“I read Christopher R. Deubert’s article, “Malpractice Case Reveals Limits of MLB Arbitration Clause” in SLA published on January 26, 2024, with great interest. I think the ultimate decision on the motion to compel arbitration comes down to whether the doctor was a club employee. That would be true under the new agreement related to the minor leagues.
In the past, club doctors were not club “employees.” They were independent contractors. Clubs do not buy medical malpractice insurance, nor can they control what the doctor does in surgery. No club employee stands in the surgery room directing the surgeon. That lack of control likely means that things have not changed.
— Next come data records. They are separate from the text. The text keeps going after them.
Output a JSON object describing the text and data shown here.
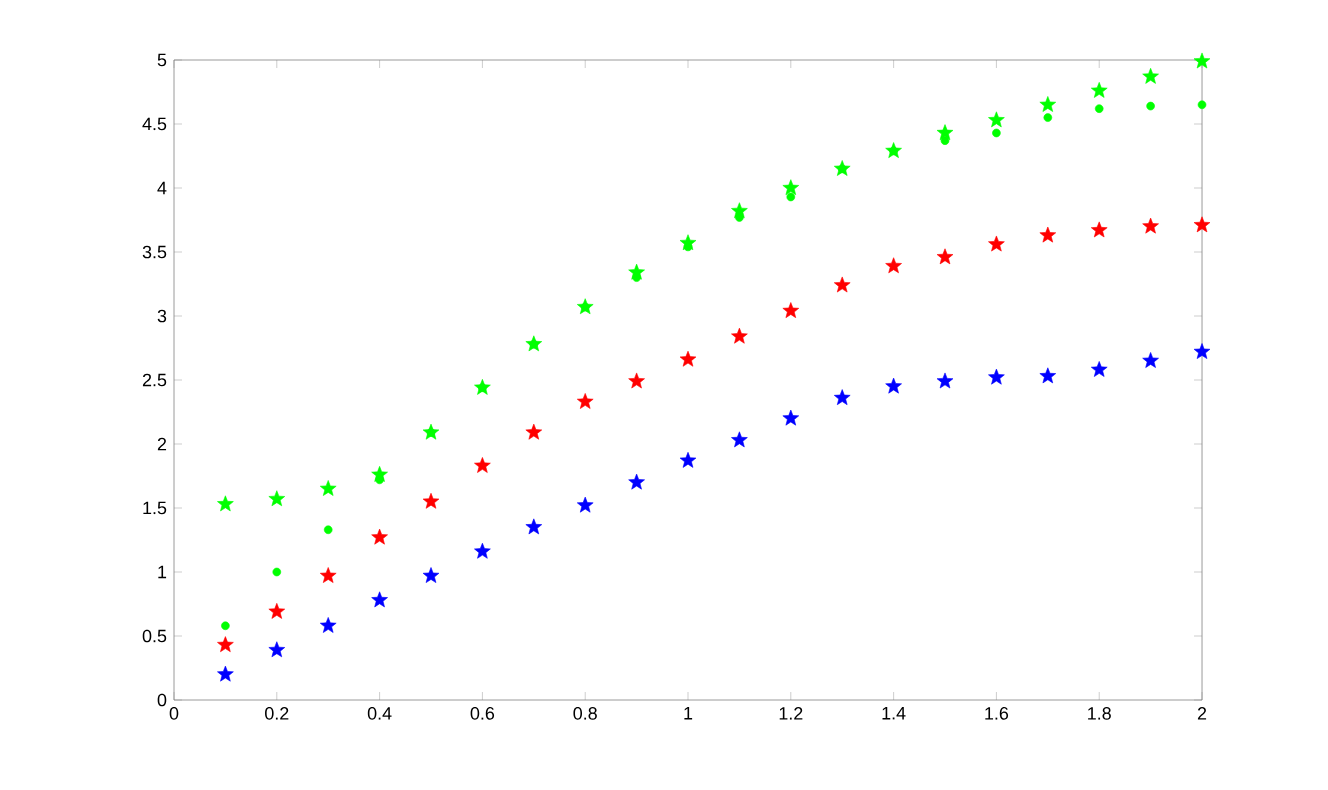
{
  "chart_data": {
    "type": "scatter",
    "x": [
      0.1,
      0.2,
      0.3,
      0.4,
      0.5,
      0.6,
      0.7,
      0.8,
      0.9,
      1.0,
      1.1,
      1.2,
      1.3,
      1.4,
      1.5,
      1.6,
      1.7,
      1.8,
      1.9,
      2.0
    ],
    "series": [
      {
        "color": "#0000ff",
        "marker": "star",
        "values": [
          0.2,
          0.39,
          0.58,
          0.78,
          0.97,
          1.16,
          1.35,
          1.52,
          1.7,
          1.87,
          2.03,
          2.2,
          2.36,
          2.45,
          2.49,
          2.52,
          2.53,
          2.58,
          2.65,
          2.72
        ]
      },
      {
        "color": "#ff0000",
        "marker": "star",
        "values": [
          0.43,
          0.69,
          0.97,
          1.27,
          1.55,
          1.83,
          2.09,
          2.33,
          2.49,
          2.66,
          2.84,
          3.04,
          3.24,
          3.39,
          3.46,
          3.56,
          3.63,
          3.67,
          3.7,
          3.71
        ]
      },
      {
        "color": "#00ff00",
        "marker": "star",
        "values": [
          1.53,
          1.57,
          1.65,
          1.76,
          2.09,
          2.44,
          2.78,
          3.07,
          3.34,
          3.57,
          3.82,
          4.0,
          4.15,
          4.29,
          4.43,
          4.53,
          4.65,
          4.76,
          4.87,
          4.99
        ]
      },
      {
        "color": "#00ff00",
        "marker": "circle",
        "values": [
          0.58,
          1.0,
          1.33,
          1.72,
          2.09,
          2.44,
          2.78,
          3.07,
          3.3,
          3.54,
          3.77,
          3.93,
          4.15,
          4.29,
          4.37,
          4.43,
          4.55,
          4.62,
          4.64,
          4.65
        ]
      }
    ],
    "xlim": [
      0,
      2
    ],
    "ylim": [
      0,
      5
    ],
    "xticks": [
      0,
      0.2,
      0.4,
      0.6,
      0.8,
      1,
      1.2,
      1.4,
      1.6,
      1.8,
      2
    ],
    "yticks": [
      0,
      0.5,
      1,
      1.5,
      2,
      2.5,
      3,
      3.5,
      4,
      4.5,
      5
    ],
    "grid": false
  }
}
Of course, if the doctor prevails in compelling arbitration, then the doctor would do so as an employee and that would subject the club to workers compensation benefits for what the doctor did or did not do. The club would still be responsible for the underlying injury but not for the alleged botched surgery. In some states, like California, that means lifetime medical benefits and possibly lifetime compensation. That would be less than what athletes can get in a medical malpractice case, but I doubt if any club’s Workers Compensation carrier wants that liability.
Limited discovery on this issue would clear up this issue and it could be done without a waiver of either party’s right to compel or resist arbitration. If the doctor is indeed an employee, a simple W-2 from the year in question should suffice.